Are your houseplant leaves curling and you don’t know why? Curled leaves on indoor plants can be caused by a variety of issues, so it is important to understand the various causes so that you can take effective action. Let’s take a look at the main causes and solutions for curled houseplant leaves.
Curling Potted Plants
There are a number of reasons your houseplants may be curling and can include any of the following:
Various pests can cause leaves to curl. Sucking insects, such as aphids, can distort leaves and cause leaf curling. Aphids are soft bodied insects that are normally found on the undersides of leaves and at the growing tips of the plant. If you spot some, spray with insecticidal soap. Use repeated applications until they are gone. If there is a severe infestation, you can cut off those areas of the plant.

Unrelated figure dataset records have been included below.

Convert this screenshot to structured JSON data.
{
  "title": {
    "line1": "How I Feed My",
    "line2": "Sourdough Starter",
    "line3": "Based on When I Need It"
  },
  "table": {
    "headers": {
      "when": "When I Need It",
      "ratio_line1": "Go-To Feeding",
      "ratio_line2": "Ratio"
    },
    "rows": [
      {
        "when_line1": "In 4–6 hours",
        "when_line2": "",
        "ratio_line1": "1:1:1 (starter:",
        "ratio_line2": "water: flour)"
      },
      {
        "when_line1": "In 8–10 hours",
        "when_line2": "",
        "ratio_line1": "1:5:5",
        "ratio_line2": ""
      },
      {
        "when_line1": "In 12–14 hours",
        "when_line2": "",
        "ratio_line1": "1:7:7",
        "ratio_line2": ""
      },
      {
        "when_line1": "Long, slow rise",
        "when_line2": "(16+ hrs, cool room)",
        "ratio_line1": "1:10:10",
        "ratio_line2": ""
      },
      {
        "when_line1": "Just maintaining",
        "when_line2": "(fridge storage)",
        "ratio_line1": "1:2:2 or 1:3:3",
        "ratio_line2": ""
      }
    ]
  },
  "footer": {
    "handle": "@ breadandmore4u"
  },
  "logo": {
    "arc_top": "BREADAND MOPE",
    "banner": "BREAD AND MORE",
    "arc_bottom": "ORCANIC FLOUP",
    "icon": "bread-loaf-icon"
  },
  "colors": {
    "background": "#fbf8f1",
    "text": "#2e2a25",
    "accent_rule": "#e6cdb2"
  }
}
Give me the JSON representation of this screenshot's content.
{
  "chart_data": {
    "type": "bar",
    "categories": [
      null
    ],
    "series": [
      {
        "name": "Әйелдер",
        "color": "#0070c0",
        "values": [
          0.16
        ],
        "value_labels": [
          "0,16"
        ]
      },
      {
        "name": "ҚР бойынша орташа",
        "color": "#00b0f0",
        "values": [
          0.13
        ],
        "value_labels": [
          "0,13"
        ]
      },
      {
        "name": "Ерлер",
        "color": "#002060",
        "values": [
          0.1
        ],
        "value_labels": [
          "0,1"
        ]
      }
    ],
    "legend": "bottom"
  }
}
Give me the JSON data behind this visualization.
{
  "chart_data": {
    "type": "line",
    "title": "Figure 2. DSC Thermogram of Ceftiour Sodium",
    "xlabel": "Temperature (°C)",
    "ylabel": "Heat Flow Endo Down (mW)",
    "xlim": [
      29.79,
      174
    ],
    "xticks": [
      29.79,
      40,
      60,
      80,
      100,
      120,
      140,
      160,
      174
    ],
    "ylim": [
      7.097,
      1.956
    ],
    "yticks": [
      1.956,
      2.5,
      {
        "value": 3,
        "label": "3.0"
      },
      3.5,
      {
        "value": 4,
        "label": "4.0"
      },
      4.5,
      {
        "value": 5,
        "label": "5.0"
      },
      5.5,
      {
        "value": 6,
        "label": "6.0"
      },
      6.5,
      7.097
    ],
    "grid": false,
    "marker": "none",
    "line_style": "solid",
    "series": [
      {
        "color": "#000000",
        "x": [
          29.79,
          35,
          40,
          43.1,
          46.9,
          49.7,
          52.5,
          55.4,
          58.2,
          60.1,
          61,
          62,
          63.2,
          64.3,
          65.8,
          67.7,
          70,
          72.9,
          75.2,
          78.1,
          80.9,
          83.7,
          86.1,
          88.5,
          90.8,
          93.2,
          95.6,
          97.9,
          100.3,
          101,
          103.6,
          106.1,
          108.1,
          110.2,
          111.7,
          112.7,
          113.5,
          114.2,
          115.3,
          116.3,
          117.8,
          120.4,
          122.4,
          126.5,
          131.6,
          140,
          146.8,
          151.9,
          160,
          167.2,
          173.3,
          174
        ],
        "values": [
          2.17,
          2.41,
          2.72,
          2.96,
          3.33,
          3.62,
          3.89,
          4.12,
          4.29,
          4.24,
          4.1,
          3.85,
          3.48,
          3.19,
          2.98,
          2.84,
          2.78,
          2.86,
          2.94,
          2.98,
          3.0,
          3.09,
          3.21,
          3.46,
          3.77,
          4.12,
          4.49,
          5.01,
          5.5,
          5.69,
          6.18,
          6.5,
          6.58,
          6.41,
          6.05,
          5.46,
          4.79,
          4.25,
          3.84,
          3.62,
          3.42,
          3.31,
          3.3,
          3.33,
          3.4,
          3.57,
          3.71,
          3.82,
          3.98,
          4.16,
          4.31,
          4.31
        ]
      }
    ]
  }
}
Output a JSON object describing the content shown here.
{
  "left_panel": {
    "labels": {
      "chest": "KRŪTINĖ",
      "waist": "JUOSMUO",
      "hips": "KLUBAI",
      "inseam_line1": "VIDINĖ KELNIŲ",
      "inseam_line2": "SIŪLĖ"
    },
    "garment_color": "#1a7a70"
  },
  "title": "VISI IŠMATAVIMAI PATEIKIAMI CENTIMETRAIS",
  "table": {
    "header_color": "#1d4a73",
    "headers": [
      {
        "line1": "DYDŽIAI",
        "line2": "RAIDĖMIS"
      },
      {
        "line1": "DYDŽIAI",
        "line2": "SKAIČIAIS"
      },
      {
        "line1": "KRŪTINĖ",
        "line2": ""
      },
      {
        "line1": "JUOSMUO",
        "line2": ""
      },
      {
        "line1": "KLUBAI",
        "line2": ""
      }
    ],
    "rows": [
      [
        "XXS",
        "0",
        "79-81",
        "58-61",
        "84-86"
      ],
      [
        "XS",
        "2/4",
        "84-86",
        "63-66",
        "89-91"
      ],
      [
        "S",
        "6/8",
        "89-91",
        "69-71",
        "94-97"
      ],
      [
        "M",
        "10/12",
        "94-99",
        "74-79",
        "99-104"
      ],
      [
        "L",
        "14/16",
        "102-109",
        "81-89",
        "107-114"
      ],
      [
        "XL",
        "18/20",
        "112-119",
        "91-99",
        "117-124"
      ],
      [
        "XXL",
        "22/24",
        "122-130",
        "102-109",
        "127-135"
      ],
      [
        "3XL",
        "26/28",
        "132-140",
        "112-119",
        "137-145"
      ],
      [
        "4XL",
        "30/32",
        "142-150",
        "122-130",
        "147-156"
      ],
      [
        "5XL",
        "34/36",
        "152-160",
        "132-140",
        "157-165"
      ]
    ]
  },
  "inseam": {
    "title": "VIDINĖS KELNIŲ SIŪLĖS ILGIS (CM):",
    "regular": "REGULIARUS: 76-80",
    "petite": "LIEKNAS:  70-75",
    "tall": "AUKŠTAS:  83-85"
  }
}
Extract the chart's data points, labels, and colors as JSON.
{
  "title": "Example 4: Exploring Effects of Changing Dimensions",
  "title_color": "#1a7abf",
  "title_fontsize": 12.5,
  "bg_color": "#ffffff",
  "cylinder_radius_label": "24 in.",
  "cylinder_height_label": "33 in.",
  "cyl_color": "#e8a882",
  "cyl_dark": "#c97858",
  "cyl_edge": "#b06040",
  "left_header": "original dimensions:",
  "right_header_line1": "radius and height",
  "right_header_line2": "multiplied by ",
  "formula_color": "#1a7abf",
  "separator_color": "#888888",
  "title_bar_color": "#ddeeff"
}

Thrips and whiteflies are also other insects that can cause curled houseplant leaves.
Too Much Water
When your potting soil stays soggy for too long, this can also cause curled leaves, as well as lead to root rot. In order to avoid curling leaves due to soil that is too soggy, always allow the top inch or two (approximately 2.5 to 5 cm.) of soil to dry out.
Always use pots with drainage holes. Allow water to completely drain away after watering and never allow your potted plant to sit in water for extended periods of time.
Too Much Light
Too much light, for your plant in question, can also cause leaves to curl. Especially when older leaves are curling at the very tips of the leaves. In conjunction with this, the newer leaves may be smaller than normal and may have brown edges.
To fix curling leaves from too much light, move your houseplant to a location that receives more appropriate light for the type of plant that you have. Also, get to know what acceptable light requirements are for your specific plant.
There are many reasons why you may have curled leaves on indoor plants. Try and identify the actual cause and then take the recommended action to fix your issue.